Bacterial strains and plasmids.

AB5075 and AB5075 Δ-hns were used in the present study. For expressing the different bla genes (blaVIM-2, blaSPM-1, and blaNDM-1) in A. baumannii, plasmid constructions of the MBL variants already containing blaVIM-2, blaSPM-1, and blaNDM-1, as well as the empty vector pMBLe-OA (3), were used as a backbone to include the apramycin resistance gene (ArKr) to generate plasmids pMBLe-OA-ArK, pMBLe-VIM-2-ArK, pMBLe-SPM-1-ArK, and pMBLe-NDM-1-ArK, to be used in the multidrug-resistant (MDR) strains AB5075 and AB5075 Δ-hns. MBL expression was induced with low concentrations of IPTG (10 and 20 μM), as indicated.

Electroporation.

Electrocompetent A. baumannii AB5075 and AB5075 Δ-hns cells were prepared as described previously (14). Briefly, isolated colonies of AB5075 and AB5075 Δ-hns were inoculated into 3 ml of LB broth and placed in a 37°C shaking incubator overnight. On the following day, 0.5 ml of the AB5075 and AB5075 Δ-hns cultures were transferred to separate conical tubes containing 50 ml LB broth prewarmed to 37°C. The tubes were incubated in a 37°C shaking incubator for 2 h to reach an optical density at 600 nm (OD600) of 0.3 to 0.5. The cells were then pelleted at 10,000 × g and washed twice with 25 ml of 10% glycerol at room temperature, and the pellet was resuspended in 1.5 ml of 10% glycerol. The electrocompetent cells were aliquoted and stored at –80°C.

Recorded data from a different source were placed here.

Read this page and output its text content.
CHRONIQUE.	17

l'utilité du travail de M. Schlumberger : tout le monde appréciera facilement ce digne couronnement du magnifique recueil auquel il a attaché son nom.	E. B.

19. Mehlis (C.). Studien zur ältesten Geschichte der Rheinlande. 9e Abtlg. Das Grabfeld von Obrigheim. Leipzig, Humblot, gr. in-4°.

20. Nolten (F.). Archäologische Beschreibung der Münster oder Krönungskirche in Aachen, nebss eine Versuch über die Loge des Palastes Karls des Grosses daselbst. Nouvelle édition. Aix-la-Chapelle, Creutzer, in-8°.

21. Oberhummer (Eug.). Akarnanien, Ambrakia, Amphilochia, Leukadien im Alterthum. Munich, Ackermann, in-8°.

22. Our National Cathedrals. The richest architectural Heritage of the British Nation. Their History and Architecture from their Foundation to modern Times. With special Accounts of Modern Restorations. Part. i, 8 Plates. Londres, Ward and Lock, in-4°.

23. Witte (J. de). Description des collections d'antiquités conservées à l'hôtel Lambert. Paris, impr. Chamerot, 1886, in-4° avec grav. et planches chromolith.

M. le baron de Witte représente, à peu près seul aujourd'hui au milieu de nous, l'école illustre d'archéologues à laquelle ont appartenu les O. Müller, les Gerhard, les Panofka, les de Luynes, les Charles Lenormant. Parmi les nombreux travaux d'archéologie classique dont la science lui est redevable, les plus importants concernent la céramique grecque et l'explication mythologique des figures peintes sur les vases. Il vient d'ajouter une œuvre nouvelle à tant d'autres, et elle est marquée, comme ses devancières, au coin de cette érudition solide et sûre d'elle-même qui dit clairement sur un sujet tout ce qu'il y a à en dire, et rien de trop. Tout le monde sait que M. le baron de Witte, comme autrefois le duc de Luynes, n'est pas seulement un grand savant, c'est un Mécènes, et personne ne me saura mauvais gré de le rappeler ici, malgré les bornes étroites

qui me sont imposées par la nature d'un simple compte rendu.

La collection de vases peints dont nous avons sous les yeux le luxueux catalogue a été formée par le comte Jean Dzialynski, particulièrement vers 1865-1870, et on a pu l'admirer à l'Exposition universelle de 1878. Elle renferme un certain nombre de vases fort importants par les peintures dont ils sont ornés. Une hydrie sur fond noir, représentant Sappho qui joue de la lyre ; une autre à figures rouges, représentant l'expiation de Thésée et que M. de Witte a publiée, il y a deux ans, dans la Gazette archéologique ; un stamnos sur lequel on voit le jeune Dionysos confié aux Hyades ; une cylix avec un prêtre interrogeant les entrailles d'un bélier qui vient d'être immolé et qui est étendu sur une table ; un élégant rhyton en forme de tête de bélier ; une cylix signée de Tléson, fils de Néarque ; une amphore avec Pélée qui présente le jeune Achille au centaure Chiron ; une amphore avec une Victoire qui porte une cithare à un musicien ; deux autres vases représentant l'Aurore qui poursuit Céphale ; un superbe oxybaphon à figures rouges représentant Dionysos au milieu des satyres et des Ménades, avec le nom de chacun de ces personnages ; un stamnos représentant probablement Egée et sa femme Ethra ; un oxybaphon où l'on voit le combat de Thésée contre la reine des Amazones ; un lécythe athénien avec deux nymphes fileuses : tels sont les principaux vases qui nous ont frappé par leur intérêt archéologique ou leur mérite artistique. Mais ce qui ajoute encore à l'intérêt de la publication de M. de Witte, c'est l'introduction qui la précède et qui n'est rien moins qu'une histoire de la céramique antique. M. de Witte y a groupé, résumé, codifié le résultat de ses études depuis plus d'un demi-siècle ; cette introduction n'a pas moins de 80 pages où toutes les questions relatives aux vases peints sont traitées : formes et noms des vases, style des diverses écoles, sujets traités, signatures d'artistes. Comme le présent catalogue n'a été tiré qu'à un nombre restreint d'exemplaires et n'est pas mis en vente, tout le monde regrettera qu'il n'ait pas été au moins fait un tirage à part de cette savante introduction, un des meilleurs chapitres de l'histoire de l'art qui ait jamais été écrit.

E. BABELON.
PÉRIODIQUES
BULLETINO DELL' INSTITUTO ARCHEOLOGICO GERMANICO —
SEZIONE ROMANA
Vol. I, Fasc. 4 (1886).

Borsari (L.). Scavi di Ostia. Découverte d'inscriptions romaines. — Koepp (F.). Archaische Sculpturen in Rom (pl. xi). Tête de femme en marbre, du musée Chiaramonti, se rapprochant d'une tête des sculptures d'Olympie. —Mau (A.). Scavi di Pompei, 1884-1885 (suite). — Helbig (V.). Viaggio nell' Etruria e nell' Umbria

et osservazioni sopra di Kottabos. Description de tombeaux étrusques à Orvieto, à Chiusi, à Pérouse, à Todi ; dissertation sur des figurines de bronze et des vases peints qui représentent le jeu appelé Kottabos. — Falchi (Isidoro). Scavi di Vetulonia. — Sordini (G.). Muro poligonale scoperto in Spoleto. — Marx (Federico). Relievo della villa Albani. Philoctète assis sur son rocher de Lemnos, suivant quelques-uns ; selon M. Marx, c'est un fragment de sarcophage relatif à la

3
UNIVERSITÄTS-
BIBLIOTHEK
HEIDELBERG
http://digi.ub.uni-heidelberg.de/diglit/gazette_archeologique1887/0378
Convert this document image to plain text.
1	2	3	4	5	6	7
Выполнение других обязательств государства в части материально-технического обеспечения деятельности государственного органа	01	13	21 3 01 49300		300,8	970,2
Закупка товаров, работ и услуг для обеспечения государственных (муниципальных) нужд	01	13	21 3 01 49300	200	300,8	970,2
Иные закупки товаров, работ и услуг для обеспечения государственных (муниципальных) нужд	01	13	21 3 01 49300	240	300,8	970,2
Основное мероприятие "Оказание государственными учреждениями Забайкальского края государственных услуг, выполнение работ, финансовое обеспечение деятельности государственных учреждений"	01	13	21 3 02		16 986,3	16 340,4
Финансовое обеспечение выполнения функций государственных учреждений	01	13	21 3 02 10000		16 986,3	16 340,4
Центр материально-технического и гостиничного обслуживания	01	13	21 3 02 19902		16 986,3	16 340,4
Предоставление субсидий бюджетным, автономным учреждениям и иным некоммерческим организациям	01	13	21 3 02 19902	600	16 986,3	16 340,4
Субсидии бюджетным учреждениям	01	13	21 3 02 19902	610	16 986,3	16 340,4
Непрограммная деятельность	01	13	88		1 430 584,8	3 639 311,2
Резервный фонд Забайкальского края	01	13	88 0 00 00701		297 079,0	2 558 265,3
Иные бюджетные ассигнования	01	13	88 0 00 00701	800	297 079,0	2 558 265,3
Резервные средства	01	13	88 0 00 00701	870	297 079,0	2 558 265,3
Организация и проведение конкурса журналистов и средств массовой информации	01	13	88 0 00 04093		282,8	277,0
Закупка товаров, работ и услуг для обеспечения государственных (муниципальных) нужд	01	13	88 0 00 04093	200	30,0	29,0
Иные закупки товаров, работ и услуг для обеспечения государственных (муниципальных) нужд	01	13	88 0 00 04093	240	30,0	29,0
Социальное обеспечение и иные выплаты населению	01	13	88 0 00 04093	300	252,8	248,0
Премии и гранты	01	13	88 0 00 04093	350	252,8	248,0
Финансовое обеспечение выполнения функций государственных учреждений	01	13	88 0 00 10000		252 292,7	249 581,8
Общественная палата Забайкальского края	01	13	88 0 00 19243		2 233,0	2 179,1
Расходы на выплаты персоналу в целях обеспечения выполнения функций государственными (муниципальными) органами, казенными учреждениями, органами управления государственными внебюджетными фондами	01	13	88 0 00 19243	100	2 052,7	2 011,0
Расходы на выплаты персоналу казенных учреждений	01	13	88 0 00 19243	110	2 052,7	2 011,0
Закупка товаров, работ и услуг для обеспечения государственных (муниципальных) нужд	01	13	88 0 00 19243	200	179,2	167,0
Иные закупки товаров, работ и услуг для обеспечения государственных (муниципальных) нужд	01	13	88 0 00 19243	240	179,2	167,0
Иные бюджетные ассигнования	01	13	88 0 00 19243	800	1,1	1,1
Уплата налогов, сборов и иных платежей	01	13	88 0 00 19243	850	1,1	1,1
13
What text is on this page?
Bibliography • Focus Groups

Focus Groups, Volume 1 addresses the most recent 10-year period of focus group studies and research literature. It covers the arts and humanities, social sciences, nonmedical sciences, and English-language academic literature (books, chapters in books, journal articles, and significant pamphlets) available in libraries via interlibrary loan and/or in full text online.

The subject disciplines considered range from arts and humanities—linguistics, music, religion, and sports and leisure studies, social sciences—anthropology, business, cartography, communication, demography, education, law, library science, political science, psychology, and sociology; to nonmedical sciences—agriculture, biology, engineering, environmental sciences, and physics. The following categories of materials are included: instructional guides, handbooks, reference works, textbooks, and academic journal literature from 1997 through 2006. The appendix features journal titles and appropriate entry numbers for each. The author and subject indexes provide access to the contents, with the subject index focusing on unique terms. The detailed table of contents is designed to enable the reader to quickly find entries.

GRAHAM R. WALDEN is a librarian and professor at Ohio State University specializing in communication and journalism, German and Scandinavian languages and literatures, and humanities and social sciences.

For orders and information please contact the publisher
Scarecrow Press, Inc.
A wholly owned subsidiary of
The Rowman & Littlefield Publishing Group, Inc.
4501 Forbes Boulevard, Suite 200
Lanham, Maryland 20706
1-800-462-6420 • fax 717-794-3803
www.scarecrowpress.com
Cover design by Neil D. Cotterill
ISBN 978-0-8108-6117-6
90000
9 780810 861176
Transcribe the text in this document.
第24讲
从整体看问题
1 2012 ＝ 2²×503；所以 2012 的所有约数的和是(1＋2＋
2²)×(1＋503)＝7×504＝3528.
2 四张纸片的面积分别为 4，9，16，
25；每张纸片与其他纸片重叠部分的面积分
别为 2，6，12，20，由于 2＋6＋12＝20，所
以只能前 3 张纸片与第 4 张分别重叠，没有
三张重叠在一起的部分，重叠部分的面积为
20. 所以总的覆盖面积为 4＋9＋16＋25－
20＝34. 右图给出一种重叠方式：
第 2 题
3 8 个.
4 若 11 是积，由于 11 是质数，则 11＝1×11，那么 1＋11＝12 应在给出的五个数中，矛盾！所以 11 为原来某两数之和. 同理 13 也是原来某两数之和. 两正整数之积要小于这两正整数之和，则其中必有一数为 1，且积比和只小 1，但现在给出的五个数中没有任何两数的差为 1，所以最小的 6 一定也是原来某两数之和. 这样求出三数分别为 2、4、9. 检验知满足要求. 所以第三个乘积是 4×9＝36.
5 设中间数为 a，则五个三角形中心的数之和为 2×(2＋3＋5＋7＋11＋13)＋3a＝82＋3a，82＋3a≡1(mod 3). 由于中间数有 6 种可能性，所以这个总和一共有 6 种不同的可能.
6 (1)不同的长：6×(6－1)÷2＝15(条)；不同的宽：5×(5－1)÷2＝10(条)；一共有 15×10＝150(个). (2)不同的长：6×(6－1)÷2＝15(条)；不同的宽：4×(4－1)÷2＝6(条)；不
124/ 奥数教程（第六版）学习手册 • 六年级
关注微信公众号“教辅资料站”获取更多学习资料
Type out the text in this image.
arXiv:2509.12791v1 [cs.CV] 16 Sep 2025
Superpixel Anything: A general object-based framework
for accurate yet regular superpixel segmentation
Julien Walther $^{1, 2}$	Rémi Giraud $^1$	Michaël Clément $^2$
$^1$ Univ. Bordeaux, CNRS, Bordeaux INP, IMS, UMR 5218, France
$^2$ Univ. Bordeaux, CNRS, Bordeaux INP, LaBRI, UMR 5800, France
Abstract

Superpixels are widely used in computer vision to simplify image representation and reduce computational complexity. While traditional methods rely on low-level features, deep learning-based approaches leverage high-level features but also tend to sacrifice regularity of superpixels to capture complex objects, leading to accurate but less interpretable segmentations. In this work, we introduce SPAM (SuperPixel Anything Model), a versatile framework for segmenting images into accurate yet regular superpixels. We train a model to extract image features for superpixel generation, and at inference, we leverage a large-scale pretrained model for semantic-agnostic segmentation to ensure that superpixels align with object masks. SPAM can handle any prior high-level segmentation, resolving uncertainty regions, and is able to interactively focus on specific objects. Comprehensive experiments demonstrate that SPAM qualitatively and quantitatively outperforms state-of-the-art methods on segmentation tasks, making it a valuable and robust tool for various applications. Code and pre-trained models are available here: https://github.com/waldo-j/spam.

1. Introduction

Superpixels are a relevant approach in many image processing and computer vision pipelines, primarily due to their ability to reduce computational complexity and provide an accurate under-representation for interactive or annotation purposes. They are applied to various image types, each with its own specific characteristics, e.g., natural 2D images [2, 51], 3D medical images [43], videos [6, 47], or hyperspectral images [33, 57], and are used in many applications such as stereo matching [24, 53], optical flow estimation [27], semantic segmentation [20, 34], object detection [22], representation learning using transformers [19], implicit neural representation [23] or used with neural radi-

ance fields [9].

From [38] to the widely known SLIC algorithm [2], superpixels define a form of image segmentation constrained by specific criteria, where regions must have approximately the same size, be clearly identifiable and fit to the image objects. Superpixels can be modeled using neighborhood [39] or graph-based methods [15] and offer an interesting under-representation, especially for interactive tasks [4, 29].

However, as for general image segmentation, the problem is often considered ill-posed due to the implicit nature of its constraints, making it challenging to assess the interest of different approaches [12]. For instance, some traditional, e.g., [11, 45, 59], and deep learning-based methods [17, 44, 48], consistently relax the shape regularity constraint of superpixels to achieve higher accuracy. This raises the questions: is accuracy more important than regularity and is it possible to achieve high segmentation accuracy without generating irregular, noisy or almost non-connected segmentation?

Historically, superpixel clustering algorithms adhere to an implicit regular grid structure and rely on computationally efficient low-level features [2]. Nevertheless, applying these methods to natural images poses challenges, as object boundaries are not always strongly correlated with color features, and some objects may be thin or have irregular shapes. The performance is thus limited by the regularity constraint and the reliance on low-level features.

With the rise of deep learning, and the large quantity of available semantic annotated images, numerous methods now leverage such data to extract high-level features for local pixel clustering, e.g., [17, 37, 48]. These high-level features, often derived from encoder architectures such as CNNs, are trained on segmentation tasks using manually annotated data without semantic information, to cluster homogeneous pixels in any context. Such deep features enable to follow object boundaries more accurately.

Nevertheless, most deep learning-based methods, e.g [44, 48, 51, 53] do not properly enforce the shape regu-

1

A. baumannii AB5075 and AB5075 Δ-hns electrocompetent cells were mixed with 25 ng of plasmid DNA followed by electroporation with a Bio-Rad Gene Pulser instrument at 2.5 kV, 200 Ω, and 25 μF. The electroporated cells were placed in recovery with 1 ml of LB broth for 2 h at 37°C in a shaking incubator, followed by culturing overnight at 37°C on LB agar containing 15 μg/ml apramycin (15). At least 10 colonies were picked to confirm the presence of the different plasmids. To confirm their presence, plasmid extraction followed by gel electrophoresis analysis and PCR using the corresponding primers to amplify either blaVIM-2, blaSPM-1, and blaNDM-1, and ArK (apramycin resistance gene) were performed.

Growth curves.

Growth curves were conducted on 96-well plates in triplicate with strains AB5075 and AB5075 Δ-hns with pMBLe-OA-ArK, pMBLe-VIM-2-ArK, pMBLe-SPM-1-ArK, or pMBLe-NDM-1-ArK in LB plus 0, 10, or 20 μM IPTG and as much as 30 μg/ml apramycin. Overnight cultures were subcultured 1:50 in LB incubated for 15 h at 37°C with medium shaking. Growth was measured as the OD600 every 20 min using a Synergy 2 multimode plate reader (BioTek, Winooski, VT, USA) and Gen5 microplate reader software (BioTek).

DNA-damaging agent susceptibility assays.

AB5075 and AB5075 Δ-hns cells were exposed to 0.2 μg/ml mitomycin C (MC), and a cell count was performed to measure cell killing as described previously (11). Assays were performed in triplicate, with at least three technical replicates per biological replicate. In addition, growth curves of strains AB5075 and AB5075 Δ-hns exposed to 0 or 8 μg/ml of levofloxacin (subinhibitory concentration) were performed as described above, and bacterial growth was measured every 20 min using a Synergy 2 multimode plate reader (BioTek, Winooski, VT, USA) and Gen5 microplate reader software (BioTek).

Antibiotic susceptibility assays.

Imipenem (IMI) MICs at 0 and 10 μM IPTG were determined using liquid microdilution according to CLSI standards (16).